No support for thin provisioning on top of RAID in a cluster
While RAID logical volumes and thinly provisioned logical volumes can be used in a cluster when activated exclusively, there is currently no support for thin provisioning on top of RAID in a cluster. This is the case even if the combination is activated exclusively. Currently this combination is only supported in LVM's single machine non-clustered mode.
We have expressed that thinpools should be underpinned by some redundant device, like a RAID LV. This combination does not work in a cluster, however. There are two issues:
1) Inability to query a cluster lock on a sub-LV.
The RAID LV becomes a sub-LV when it is under a thinpool. There are no cluster locks associated with sub-LVs. Thus, the tests used to identify whether the RAID LV is active exclusively or not fail.
2) Suspend/Resume only operate on LVs for which there is an associated lock.
Since RAID LVs under a thinpool have no lock associated with them, they cannot be suspended/resumed independently of the top-level/locked LV.
This means that operations that require exclusive activation checks or suspend/resume will fail.

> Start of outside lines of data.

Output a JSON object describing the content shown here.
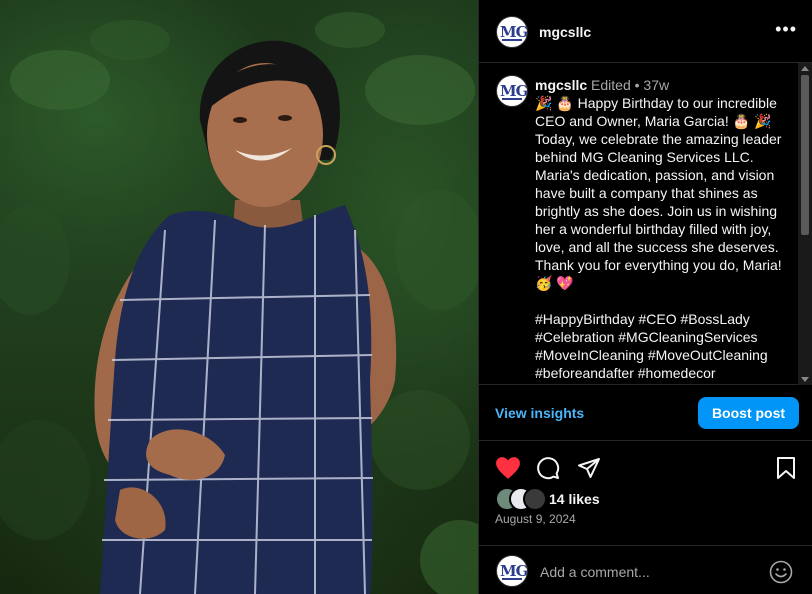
{
  "post": {
    "username": "mgcsllc",
    "avatar_text": "MG",
    "more_icon": "•••",
    "caption_edited": "Edited",
    "caption_separator": "•",
    "caption_age": "37w",
    "caption_body": "🎉 🎂 Happy Birthday to our incredible CEO and Owner, Maria Garcia! 🎂 🎉 Today, we celebrate the amazing leader behind MG Cleaning Services LLC. Maria's dedication, passion, and vision have built a company that shines as brightly as she does. Join us in wishing her a wonderful birthday filled with joy, love, and all the success she deserves. Thank you for everything you do, Maria! 🥳 💖",
    "hashtags": "#HappyBirthday #CEO #BossLady #Celebration #MGCleaningServices #MoveInCleaning #MoveOutCleaning #beforeandafter #homedecor",
    "view_insights": "View insights",
    "boost_post": "Boost post",
    "likes": "14 likes",
    "date": "August 9, 2024",
    "comment_placeholder": "Add a comment...",
    "liked": true,
    "colors": {
      "accent": "#0095f6",
      "link": "#4cb5f9",
      "like": "#ff3040"
    },
    "icons": [
      "heart-icon",
      "comment-icon",
      "share-icon",
      "bookmark-icon",
      "emoji-icon"
    ]
  }
}
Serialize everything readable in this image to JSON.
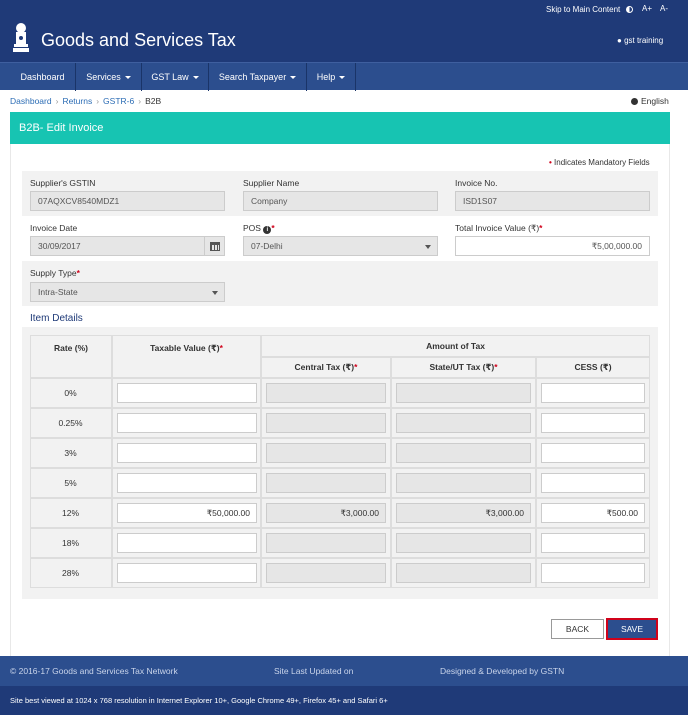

Things that are know to fail at the moment are:
- Replacing RAID devices (for repair or otherwise)
- Refreshing (i.e. 'lvchange --refresh vg/lv')
- Changes to writemostly, writebehind and sync I/O throttling
Things that will still work:
Here is one example where the command fails because it cannot determine the exclusive nature of the activation of the underlying RAID LV:
[root@bp-xen-01 ~]# devices vg
LV Attr Cpy%Sync Devices
lv twi-a-tz-- lv_tdata(0)
[lv_tdata] rwi-aor--- 100.00 lv_tdata_rimage_0(0),lv_tdata_rimage_1(0)
[lv_tdata_rimage_0] iwi-aor--- /dev/sda1(1)
[lv_tdata_rimage_1] iwi-aor--- /dev/sdb1(1)
[lv_tdata_rmeta_0] ewi-aor--- /dev/sda1(0)
[lv_tdata_rmeta_1] ewi-aor--- /dev/sdb1(0)
[lv_tmeta] ewi-ao---- /dev/sda1(257)
[lvol0_pmspare] ewi------- /dev/sda1(258)
[root@bp-xen-01 ~]# lvconvert --replace /dev/sdb1 vg/lv_tdata
vg/lv_tdata must be active exclusive locally to perform this operation.
It is, in fact, activated exclusively but the 'lv_is_active_*' functions don't work properly on sub-LVs with no locks.
(In reply to Jonathan Earl Brassow from comment #1)
> Here is one example where the command fails because it cannot determine the
> exclusive nature of the activation of the underlying RAID LV:
> [root@bp-xen-01 ~]# lvconvert --replace /dev/sdb1 vg/lv_tdata
> vg/lv_tdata must be active exclusive locally to perform this operation.
> It is, in fact, activated exclusively but the 'lv_is_active_*' functions
> don't work properly on sub-LVs with no locks.
There has been recently introduced support for function:
lv_info(cmd, LVptr, 0/1, >>>NULL<<<, 0, 0)
The idea behind this would be - if you know - the whole subtree is supposed to be active on given node - you may query local devices through local dm ioctl
calls instead of doing more generic queries here.
There will be a very thin-line where the locking operations is supposed to be used (in the example above - we always have to query for thinLV/thinpoolLV)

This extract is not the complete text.